Last month, the Centers for Disease Control and Prevention released its latest data on sexually transmitted infections in the first year of the epidemic. By early 2020, the number of people infected with gonorrhea and syphilis had dropped, as you might expect – after all, it was a time of extreme isolation for many. Subsequently, however, the infection rate increased so much that by the end of the year, the number of cases was 10 percent and 7 percent higher than in 2019. In all, there were about 134,000 reports of syphilis and 678,000 reports of gonorrhea These were “amazing” increases, said Hillary Reno, an associate professor at the University of Washington School of Medicine and medical director of the St. Louis County Sexual Health Clinic. “I can’t tell you how many primary care physicians called me recently and said, ‘I saw my first case of syphilis this year.'”
In fact, syphilis was almost eradicated in the United States by the year 2000; Gonorrhea reached its lowest rate of infection in 2009. Many doctors who started practicing at that time, especially their female patients, did not have experience in diagnosing this STI. According to Ina Park, a professor of family and community medicine at the University of California, San Francisco, “there is a whole generation of physicians and therapists who have never seen syphilis in women and children before.”

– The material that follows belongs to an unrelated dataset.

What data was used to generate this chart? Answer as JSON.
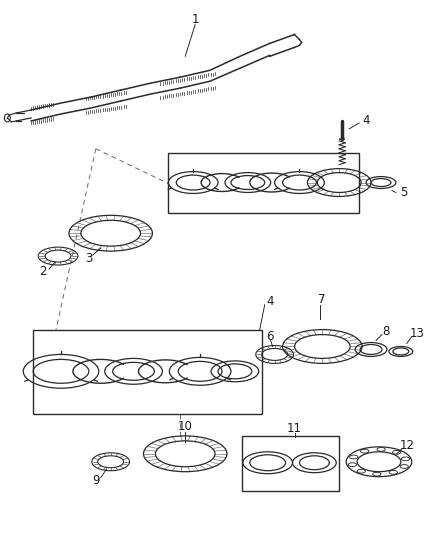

This is a significant problem: STIs can irreversibly damage the reproductive system. At least 20,000 untreated STIs in the United States each year lead to infertility. Syphilis can cause sores and rashes and, if left untreated for decades, can cause severe damage to the brain, heart and other organs. Gonorrhea can be painful and can lead to pelvic inflammatory disease in women. Each condition is caused by bacteria and can be treated with antibiotics (although the drug-resistant strain of gonorrhea-causing bacteria is on the rise). Unfortunately, these are often asymptomatic, especially in women, and it can be difficult for them to see the symptoms of an infection, and it is easy to mistake some of these symptoms for a normal discharge or yeast infection.
The fact that STIs spread easily without being identified makes it important for them to be screened regularly. Yet that is not happening. “The epidemic has made STIs worse in America – in the first year, people stopped testing and treating,” said David C. Harvey, executive director of the National Coalition of STD Directors, a trade association at the state and local STI health department. Collected its own data. (CDC data comes from a national surveillance system that includes mandatory lab reporting and sampling.) In addition, the communications tracer, Covid, was assigned to focus on sexual partner exposure.